Le sprint final en matière de premier jet est parfois tel que certain·e·s se laissent emporter par la motivation et enchaînent avec les corrections. À cela, je dis « Mauvais plan ! » Plus, je dis qu’il est plus prudent de laisser reposer son roman.
Pourquoi ? Combien de temps ? Je vous explique tout ci-dessous.
L’INTÉRÊT DE LAISSER REPOSER SON ROMAN
Laisser reposer son roman, c’est prendre le recul nécessaire pour attaquer la phase des corrections. C’est s’assurer qu’on n’aura pas la tête dans le guidon au moment d’engager un long bras de fer avec Dame Corrections.
Il n’y a pas de secrets : il faut apprendre à s’aménager du temps, à s’imposer une auto-discipline, à penser avec rigueur et objectivité. Avec les années, j’ai compris qu’il ne sert à rien de corriger un manuscrit dans la foulée. Prendre du recul est un mal nécessaire : il faut laisser l’histoire reposer.
Alors, depuis, j’applique la méthode « pâte à pain » : je me fixe un délai d’attente pour reprendre dès que je m’en sens prête et capable.

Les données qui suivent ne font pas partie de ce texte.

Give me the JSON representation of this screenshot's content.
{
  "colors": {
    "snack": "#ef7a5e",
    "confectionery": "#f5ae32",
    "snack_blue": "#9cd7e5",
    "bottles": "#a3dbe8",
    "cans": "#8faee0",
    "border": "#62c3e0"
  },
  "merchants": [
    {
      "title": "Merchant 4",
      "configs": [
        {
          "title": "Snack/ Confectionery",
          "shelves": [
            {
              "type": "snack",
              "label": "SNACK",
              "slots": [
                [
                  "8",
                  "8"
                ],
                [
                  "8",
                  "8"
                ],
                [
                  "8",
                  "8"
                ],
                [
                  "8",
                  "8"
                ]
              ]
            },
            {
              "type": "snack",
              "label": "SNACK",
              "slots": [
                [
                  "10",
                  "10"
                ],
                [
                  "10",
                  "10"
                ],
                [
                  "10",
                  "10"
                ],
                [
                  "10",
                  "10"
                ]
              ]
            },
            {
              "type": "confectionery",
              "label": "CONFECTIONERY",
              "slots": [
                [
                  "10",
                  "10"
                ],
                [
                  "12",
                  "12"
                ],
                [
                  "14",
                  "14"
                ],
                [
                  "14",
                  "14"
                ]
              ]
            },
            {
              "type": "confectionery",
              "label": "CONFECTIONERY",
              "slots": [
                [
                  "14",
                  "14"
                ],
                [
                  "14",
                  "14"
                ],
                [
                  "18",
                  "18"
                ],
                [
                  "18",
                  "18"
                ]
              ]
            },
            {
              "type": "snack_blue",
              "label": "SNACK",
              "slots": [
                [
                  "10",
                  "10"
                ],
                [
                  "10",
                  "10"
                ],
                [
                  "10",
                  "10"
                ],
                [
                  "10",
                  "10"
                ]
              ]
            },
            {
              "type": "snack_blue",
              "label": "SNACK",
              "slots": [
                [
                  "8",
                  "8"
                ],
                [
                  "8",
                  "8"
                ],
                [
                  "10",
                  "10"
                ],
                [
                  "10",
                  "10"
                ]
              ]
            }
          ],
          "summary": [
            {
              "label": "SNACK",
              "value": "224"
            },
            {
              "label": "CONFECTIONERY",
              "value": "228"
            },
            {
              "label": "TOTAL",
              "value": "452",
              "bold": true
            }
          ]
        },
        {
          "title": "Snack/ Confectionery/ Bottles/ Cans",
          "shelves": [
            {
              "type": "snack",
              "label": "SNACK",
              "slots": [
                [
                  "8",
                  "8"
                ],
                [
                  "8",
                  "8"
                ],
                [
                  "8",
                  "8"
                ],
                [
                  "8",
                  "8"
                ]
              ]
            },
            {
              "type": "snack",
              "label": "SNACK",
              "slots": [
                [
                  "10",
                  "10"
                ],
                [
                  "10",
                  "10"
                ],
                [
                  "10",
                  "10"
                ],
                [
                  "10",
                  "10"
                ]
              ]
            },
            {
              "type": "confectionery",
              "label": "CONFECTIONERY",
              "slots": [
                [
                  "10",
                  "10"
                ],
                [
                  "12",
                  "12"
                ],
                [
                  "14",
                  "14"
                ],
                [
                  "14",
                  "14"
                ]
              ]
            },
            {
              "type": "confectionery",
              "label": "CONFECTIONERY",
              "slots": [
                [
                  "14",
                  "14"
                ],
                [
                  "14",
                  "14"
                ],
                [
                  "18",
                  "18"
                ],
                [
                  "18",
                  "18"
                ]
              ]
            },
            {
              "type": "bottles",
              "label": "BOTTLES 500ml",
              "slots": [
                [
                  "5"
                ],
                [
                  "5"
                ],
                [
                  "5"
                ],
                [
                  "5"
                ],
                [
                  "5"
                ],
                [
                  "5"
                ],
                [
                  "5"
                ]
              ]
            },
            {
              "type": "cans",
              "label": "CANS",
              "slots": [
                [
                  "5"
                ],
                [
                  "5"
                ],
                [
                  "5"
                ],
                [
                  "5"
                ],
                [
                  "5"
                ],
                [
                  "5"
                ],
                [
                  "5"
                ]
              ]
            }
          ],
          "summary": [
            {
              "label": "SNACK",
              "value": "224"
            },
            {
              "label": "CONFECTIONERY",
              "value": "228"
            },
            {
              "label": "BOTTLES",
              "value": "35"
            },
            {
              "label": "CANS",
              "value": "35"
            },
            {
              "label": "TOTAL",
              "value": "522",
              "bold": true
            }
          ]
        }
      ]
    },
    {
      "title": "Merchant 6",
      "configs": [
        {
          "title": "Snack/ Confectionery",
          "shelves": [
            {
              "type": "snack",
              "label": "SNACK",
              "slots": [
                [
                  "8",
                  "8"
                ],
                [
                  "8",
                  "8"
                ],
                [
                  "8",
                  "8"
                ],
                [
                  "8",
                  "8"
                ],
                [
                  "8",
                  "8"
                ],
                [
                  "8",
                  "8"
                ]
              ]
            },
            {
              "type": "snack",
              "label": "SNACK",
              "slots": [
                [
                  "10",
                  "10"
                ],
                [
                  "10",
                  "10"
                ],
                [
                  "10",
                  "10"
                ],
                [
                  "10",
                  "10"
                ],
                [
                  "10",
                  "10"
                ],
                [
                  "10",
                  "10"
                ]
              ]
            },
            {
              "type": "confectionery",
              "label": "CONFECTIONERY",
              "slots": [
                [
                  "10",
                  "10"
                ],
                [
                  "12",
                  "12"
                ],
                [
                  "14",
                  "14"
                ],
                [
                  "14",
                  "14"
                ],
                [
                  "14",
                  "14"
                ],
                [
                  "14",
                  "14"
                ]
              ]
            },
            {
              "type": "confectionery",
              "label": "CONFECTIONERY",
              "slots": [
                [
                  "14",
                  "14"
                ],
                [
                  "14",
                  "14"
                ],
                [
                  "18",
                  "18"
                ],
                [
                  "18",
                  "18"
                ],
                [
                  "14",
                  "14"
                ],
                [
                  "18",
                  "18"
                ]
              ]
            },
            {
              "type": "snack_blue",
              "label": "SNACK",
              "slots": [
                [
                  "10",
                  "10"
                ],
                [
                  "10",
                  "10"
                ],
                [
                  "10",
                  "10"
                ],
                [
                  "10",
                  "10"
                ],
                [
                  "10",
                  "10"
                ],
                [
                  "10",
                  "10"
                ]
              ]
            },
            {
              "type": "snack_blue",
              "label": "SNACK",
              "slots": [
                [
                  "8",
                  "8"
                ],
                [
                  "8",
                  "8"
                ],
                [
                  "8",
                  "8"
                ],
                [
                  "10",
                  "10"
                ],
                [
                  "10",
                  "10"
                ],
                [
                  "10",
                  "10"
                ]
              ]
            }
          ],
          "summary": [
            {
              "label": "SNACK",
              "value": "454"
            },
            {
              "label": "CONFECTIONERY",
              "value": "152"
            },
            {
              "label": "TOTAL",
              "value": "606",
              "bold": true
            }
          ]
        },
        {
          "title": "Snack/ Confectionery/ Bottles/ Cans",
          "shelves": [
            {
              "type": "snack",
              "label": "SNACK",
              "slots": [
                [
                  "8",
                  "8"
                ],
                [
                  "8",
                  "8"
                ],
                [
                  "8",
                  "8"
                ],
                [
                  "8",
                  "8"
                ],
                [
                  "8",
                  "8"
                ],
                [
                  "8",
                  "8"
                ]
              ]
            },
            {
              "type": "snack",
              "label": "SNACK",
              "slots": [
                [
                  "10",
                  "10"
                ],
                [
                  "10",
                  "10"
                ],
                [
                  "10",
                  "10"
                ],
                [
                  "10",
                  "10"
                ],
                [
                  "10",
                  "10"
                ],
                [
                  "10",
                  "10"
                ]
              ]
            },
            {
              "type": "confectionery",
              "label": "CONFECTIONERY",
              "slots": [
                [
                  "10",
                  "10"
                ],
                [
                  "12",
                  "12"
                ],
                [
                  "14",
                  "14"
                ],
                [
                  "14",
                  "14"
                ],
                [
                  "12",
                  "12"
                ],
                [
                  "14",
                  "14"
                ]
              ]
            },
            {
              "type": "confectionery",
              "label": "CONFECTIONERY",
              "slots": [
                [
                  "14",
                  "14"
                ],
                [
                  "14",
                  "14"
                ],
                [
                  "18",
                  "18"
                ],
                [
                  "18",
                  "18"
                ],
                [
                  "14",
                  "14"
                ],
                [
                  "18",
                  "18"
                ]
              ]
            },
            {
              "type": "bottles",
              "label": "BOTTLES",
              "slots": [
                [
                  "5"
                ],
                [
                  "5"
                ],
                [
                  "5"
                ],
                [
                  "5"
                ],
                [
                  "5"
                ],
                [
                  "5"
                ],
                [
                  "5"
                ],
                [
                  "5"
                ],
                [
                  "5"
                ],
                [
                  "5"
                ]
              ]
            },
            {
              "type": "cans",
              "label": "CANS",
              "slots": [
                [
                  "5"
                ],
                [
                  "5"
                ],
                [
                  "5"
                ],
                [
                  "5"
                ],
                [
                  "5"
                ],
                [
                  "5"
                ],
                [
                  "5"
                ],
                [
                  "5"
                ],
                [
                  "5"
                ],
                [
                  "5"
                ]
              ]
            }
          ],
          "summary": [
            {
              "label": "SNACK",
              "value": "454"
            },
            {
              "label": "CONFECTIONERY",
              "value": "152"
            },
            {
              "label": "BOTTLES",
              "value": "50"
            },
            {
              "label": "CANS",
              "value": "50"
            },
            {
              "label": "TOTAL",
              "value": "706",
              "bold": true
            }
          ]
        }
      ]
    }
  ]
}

DE LA JOIE DES CORRECTIONS
Comme écrire, corriger devrait être un plaisir. Chez certaines personnes, c’est inné. Chez la plupart, la correction équivaut à une corvée dont on se passerait bien. (C’était encore mon cas il y a deux, trois ans.) Et j’ai envie de dire que tout ou presque est question d’humeur.
Beaucoup d’a priori circulent sur le processus de corrections (éditoriales ou non) : véritable casse-tête dans certains cas où l’histoire est d’une complexité sans pareille, ras-le-bol général à force de relire la même chose…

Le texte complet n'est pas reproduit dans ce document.